Most Chinese production facilities rely on inefficient and outdated processes that result in lower-quality grades of titanium dioxide. The global industry generally hasn't been willing to lower its standards, which has forced China to take a significant amount of capacity offline -- permanently. The result: Demand currently outpaces supply by an estimated 200,000 metric tons per year. 

It won't be so easy to fill the supply gap quickly, which gives Kronos Worldwide confidence that the current strength will continue for the foreseeable future. From its outlook: 

Due to the constraints of high capital costs and extended lead time associated with adding significant new titanium dioxide production capacity, especially for premium grades of titanium dioxide products produced from the chloride process, we believe increased and sustained profit margins will be necessary to financially justify major expansions of western producers' titanium dioxide production capacity required to meet expected future growth in demand. Any such major expansion of titanium dioxide production capacity, if announced, would take a number of years before such production would become available to meet future growth in demand.

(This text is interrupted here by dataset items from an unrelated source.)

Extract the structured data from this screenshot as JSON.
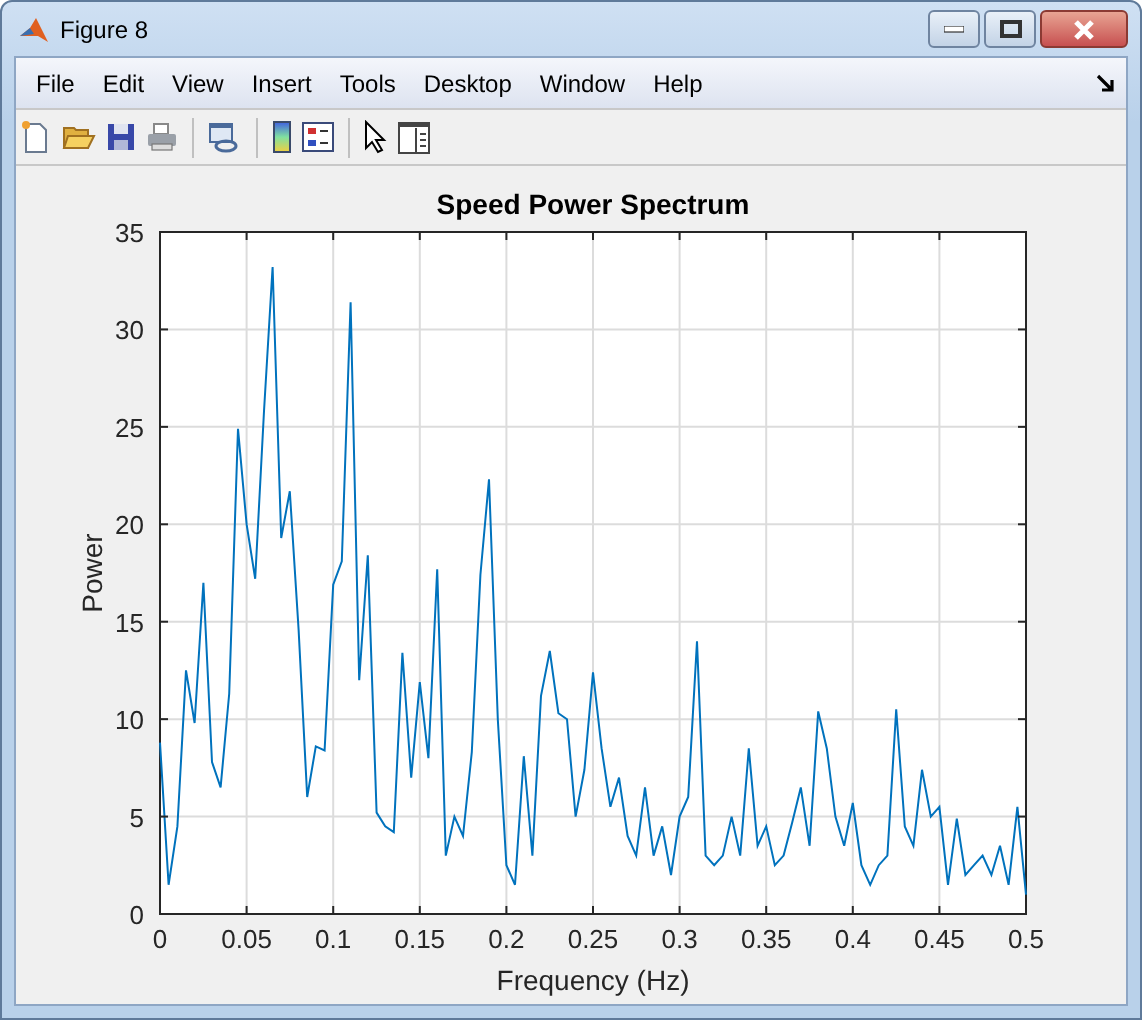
{
  "window": {
    "title": "Figure 8"
  },
  "menu": [
    "File",
    "Edit",
    "View",
    "Insert",
    "Tools",
    "Desktop",
    "Window",
    "Help"
  ],
  "figure": {
    "chart_data": {
      "type": "line",
      "title": "Speed Power Spectrum",
      "xlabel": "Frequency (Hz)",
      "ylabel": "Power",
      "x": [
        0,
        0.005,
        0.01,
        0.015,
        0.02,
        0.025,
        0.03,
        0.035,
        0.04,
        0.045,
        0.05,
        0.055,
        0.06,
        0.065,
        0.07,
        0.075,
        0.08,
        0.085,
        0.09,
        0.095,
        0.1,
        0.105,
        0.11,
        0.115,
        0.12,
        0.125,
        0.13,
        0.135,
        0.14,
        0.145,
        0.15,
        0.155,
        0.16,
        0.165,
        0.17,
        0.175,
        0.18,
        0.185,
        0.19,
        0.195,
        0.2,
        0.205,
        0.21,
        0.215,
        0.22,
        0.225,
        0.23,
        0.235,
        0.24,
        0.245,
        0.25,
        0.255,
        0.26,
        0.265,
        0.27,
        0.275,
        0.28,
        0.285,
        0.29,
        0.295,
        0.3,
        0.305,
        0.31,
        0.315,
        0.32,
        0.325,
        0.33,
        0.335,
        0.34,
        0.345,
        0.35,
        0.355,
        0.36,
        0.365,
        0.37,
        0.375,
        0.38,
        0.385,
        0.39,
        0.395,
        0.4,
        0.405,
        0.41,
        0.415,
        0.42,
        0.425,
        0.43,
        0.435,
        0.44,
        0.445,
        0.45,
        0.455,
        0.46,
        0.465,
        0.47,
        0.475,
        0.48,
        0.485,
        0.49,
        0.495,
        0.5
      ],
      "series": [
        {
          "color": "#0072bd",
          "values": [
            8.8,
            1.5,
            4.5,
            12.5,
            9.8,
            17,
            7.8,
            6.5,
            11.3,
            24.9,
            20,
            17.2,
            25.8,
            33.2,
            19.3,
            21.7,
            14.6,
            6,
            8.6,
            8.4,
            16.9,
            18.1,
            31.4,
            12,
            18.4,
            5.2,
            4.5,
            4.2,
            13.4,
            7,
            11.9,
            8,
            17.7,
            3,
            5,
            4,
            8.3,
            17.4,
            22.3,
            10,
            2.5,
            1.5,
            8.1,
            3,
            11.2,
            13.5,
            10.3,
            10,
            5,
            7.4,
            12.4,
            8.5,
            5.5,
            7,
            4,
            3,
            6.5,
            3,
            4.5,
            2,
            5,
            6,
            14,
            3,
            2.5,
            3,
            5,
            3,
            8.5,
            3.5,
            4.5,
            2.5,
            3,
            4.7,
            6.5,
            3.5,
            10.4,
            8.5,
            5,
            3.5,
            5.7,
            2.5,
            1.5,
            2.5,
            3,
            10.5,
            4.5,
            3.5,
            7.4,
            5,
            5.5,
            1.5,
            4.9,
            2,
            2.5,
            3,
            2,
            3.5,
            1.5,
            5.5,
            1
          ]
        }
      ],
      "xlim": [
        0,
        0.5
      ],
      "ylim": [
        0,
        35
      ],
      "grid": true,
      "xticks": [
        0,
        0.05,
        0.1,
        0.15,
        0.2,
        0.25,
        0.3,
        0.35,
        0.4,
        0.45,
        0.5
      ],
      "yticks": [
        0,
        5,
        10,
        15,
        20,
        25,
        30,
        35
      ]
    }
  }
}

Furthermore, many titanium dioxide producers have begun signing customers to long-term contracts, which smooths out pricing volatility on both ends of the transaction. That will help to blunt the impact of the historical boom-bust cycle. In other words, many titanium dioxide producers think Wall Street will be proven wrong relatively soon. Considering Kronos Worldwide stock trades at just eight times future earnings, 1.3 times sales, and sports an EV-to-EBITDA value of 5, long-term investors may find good reasons to be attracted to the low valuations across the industry right now. 

A cartoon of a businessman jumping up successively taller arrows on a stock chart.

Image source: Getty Images.

Long-term investors may see an opportunity here

Kronos Worldwide has done everything right in the first half of 2018, which has helped the business to deliver solid year-over-year growth in revenue, various profitability metrics, and operating cash flow. That makes its 3.4% dividend yield more than sustainable and bodes well for management's ability to send even higher levels of regular income to shareholders in future periods.

While analysts have turned sour on titanium dioxide producers out of fear that the historically cyclical industry is peaking, Wall Street may be overlooking why things are different this time around. Major producers have been careful to balance supply with demand in recent years, China isn't the wild card it used to be, and new long-term supply agreements should all combine to lower the risk of another bust. Given the low valuation of Kronos Worldwide stock, long-term investors may want to seriously consider giving this high-yield investment a closer look.